Which brings us to the honey bee.
Unlike most insects, the honey bee is a social animal, which forces it to have many intelligent abilities that non-social insects (like, say, flies, or beetles) don’t need. And its smarts are legion: the insects are able to recognize and distinguish between human faces, a surprising trait given that it isn’t really necessary for their survival. Another one: bees can count. In an experiment, honey bees were rewarded for stopping at the third in a series of landmarks, and proved able to remember this location and to thus count. (The distance was altered, while keeping the same number of landmarks, to discourage the bees from using their sense of distance.) Further study indicated their maximum counting abilities go to about four.
Bees are capable of observation, learning, and memory to solve problems. “Every bee is entirely flower-naive at the beginning of its foraging career,” says Chittka, meaning that the bee has no instinctive knowledge about how to score nectar or pollen from flowers. That’s trouble, because flowers are wildly divergent: different flowers will need entirely different strategies to exploit, and it’s up to each individual bee to figure out how to attack each different flower.

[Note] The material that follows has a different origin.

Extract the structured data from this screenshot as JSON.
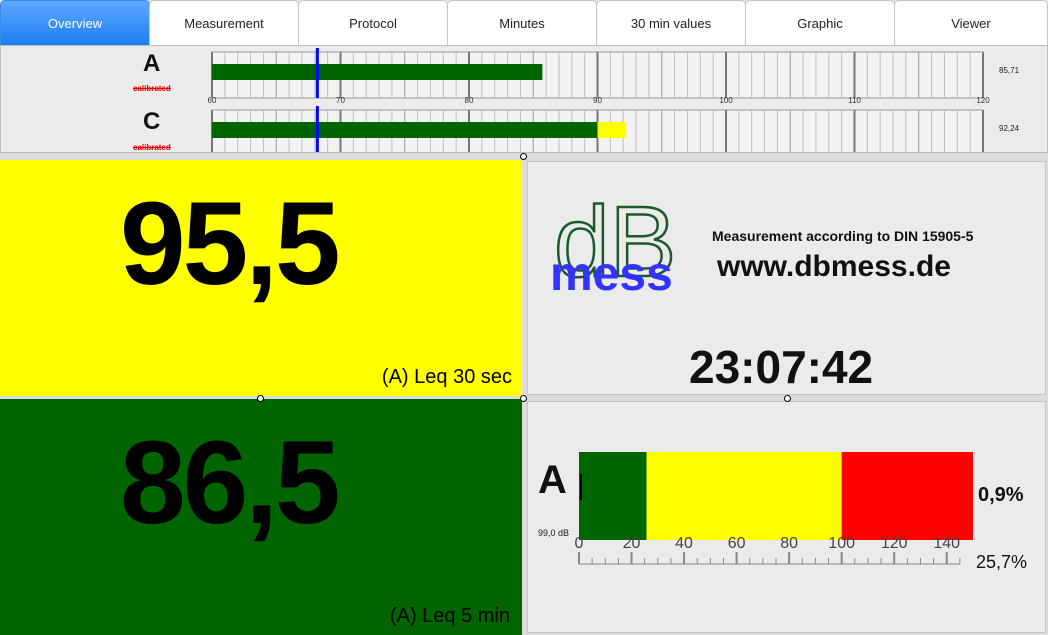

Bees can learn new strategies for getting food from other bees, something few other insects are capable of doing. Chittka told me about a technique called “nectar robbing,” in which bees figure out that it can be easier to bite a hole in a flower’s spur to suck out the nectar rather than figuring out how to get inside the flower. Other bees have proven able to observe this strategy, understand its purpose, master it themselves, and remember it for future flowers. That’s pretty smart!

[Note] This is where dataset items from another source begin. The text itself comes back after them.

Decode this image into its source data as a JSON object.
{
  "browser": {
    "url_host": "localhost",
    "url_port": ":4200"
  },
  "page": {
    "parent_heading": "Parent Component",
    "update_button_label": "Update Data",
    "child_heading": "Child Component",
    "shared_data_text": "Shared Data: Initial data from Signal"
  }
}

But perhaps the best-known and most insane bit of intelligence from bees is what’s known as the “waggle dance.” This is a method of communication that the bee uses to tell other bees in the hive the location of a flower or source of food. Here’s how it works: a bee performs the dance on a vertical surface inside the hive. The dance is shaped like a coffee bean: roughly, an oval with a line down the middle. Dancing straight up means to fly in the direction of the sun, straight down means away from the sun, and left and right mean to fly to the left or the right of the sun.
The bee travels in a figure-eight pattern, tracing the line in the middle before performing the loops around the outside of the coffee bean shape. The amount of time it takes the bee to make its circuit around the outside of the coffee bean tells other bees how far away the food source is: a one-second loop means, roughly, that the food source is a kilometer away. The longer the loop, the farther away the food source is.
The bee will repeat this dance many times to indicate the quality of the food source: a really great one will find the bee doing this over and over again, yelling “IT’S A KILOMETER NORTHWEST OF HERE, IT’S A KILOMETER NORTHWEST OF HERE, IT’S A KILOMETER NORTHWEST OF HERE” for minutes on end. A decent but not quite as good source might find the bee repeating the message only a few times.
“The honey bee dance is unique insomuch as they’re using symbols,” says Chittka. “No other animal besides humans has that.” Even other primates don’t use symbols: an ape like a chimpanzee may point at a desired object, or lead others to it, but it won’t use an abstract symbol or message to indicate what it wants to convey. The honey bee’s waggle dance is a wildly intelligent attribute; it enables a bee to very efficiently convey detailed information to a large group, and also can be done in the safety of the hive, where other animals can’t overhear.
These behaviors are far above and beyond what most people would assume an insect is capable of. Without exaggerating, the honey bee is capable of advanced symbolic communication, language, facial recognition, number use, observation and mimicry, understanding of rules, and high-level problem-solving. They are, in some senses, significantly smarter than many mammals. Amazing.